Was er een tijd dat ik hier boven stond,
mijn mond vol Proust en Bloem, mij hoor je niet,
niet meer. Wat heeft het nog voor zin om in
een taal te denken die geen tanden heeft?
Ik sta alleen. Mijn woorden zijn naar god.

Er moet een tijd geweest zijn waarin de cultuur van het nuchtere zakelijke denken en de literaire verbeelding konden samenleven, weliswaar als gescheiden gebieden, maar toch werd aan de literaire verbeelding een belangrijke plaats toegekend om aan het leven diepte en duiding te geven. Dat was de tijd dat de dichter nog enig aanzien genoot, zodat hij dan ook kon verklaren dat hij hier boven stond.

Dat was ook de tijd dat de dichter nog de mond vol had van Proust en Bloem. Die namen die zo mooi assoneren vatten de coryfeeën van de literaire verbeelding samen. Zij stonden hoog in aanzien, maar zijn geleidelijk een ver bestaan gaan leiden. Wat is er in de tijd gebeurd? Volgens de dichter heeft de literaire taal zijn kracht verloren. Maar waardoor? Zijn woorden kunnen niet meer naar een poëtische werkelijkheid verwijzen. Zij vinden geen plaats. De hemel, dat gebied van verbeelding en dromen, is leeg geworden. Die blijkt met God uit het gezicht verdwenen. Voor de dichter valt daar niets meer te lezen

Dus slof ik door de leeszaal van de straat
en blader maar wat door de Burger King,
gewoon, omdat ik leef, omdat ik hopeloos
eenvoudig eet en straks vanzelf vertrek.
– Als deze wanhoop ons Walhalla is,

Inspiratie voor zijn poëzie zal de dichter voortaan in de stad beneden moeten zoeken. Dit zoeken naar zin noemt hij het lezen van de straat. Daar immers hebben de mensen hun droom, hun Walhalla, gebouwd met als centrum de Burger King. Maar aan zijn sloffen kun je merken dat hij weinig vertrouwen heeft daar iets te vinden wat zijn honger zou kunnen stillen. Wat hij vindt is voedsel om in leven te blijven, maar het smaakt naar wanhoop en dood.

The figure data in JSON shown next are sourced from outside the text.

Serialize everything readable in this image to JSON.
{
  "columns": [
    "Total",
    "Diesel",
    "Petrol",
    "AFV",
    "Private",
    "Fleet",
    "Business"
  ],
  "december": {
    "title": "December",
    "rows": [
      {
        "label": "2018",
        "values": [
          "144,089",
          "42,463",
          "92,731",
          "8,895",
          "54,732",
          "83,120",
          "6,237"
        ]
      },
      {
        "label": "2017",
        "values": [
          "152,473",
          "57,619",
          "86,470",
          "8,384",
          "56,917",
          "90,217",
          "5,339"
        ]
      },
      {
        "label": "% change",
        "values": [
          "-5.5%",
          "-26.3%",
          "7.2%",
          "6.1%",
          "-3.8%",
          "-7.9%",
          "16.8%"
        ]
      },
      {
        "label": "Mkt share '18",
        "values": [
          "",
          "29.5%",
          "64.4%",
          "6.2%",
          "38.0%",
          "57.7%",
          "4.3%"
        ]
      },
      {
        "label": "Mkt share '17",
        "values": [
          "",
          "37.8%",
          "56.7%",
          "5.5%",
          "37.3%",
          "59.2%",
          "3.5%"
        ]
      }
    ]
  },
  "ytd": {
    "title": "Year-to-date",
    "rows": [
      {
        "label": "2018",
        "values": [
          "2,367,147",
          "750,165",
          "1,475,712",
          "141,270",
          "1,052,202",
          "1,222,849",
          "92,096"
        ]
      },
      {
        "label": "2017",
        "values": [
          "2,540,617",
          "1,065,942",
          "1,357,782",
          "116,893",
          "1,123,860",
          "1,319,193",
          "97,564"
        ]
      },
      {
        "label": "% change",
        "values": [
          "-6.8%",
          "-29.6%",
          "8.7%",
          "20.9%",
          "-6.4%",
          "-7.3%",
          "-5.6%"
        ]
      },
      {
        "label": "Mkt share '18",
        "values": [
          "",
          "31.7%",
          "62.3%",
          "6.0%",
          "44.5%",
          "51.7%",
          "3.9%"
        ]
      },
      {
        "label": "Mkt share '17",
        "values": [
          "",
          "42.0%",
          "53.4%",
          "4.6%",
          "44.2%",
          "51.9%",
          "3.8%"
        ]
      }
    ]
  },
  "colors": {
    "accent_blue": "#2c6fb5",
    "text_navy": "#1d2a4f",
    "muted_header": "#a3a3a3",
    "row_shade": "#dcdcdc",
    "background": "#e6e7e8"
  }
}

als hier het ware leven staat te lezen,
mij best, ik zag genoeg. In dit verhaal
betaal je met jezelf, niet eens bedroefd,
eerder verbaasd dat alles wat zo laag
en lelijk is zo sterk en stevig staat

Op zoek naar het ware leven moet de dichter zijn verlies toegeven. Wat overblijft is gelatenheid en verbazing over het feit dat deze wanhoop nog steeds de schijn weet op te houden van het ware bestaan.

Naschrift

Naar aanleiding van zijn gedicht Misverstand concludeerde ik al dat voor de dichter poëzie niet meer kan zijn dan het uiten van een klacht. Ook hier lijkt het er op dat de dichter zijn moed heeft verloren om verder te gaan. Maar dat blijkt toch niet het geval. Hij schrijft door, want juist door het vaststellen van het gemis wordt wat gemist wordt des te sterker opgeroepen. Het is nostalgie en naar mijn gevoel is de dichter in het oproepen van die nostalgie goed geslaagd.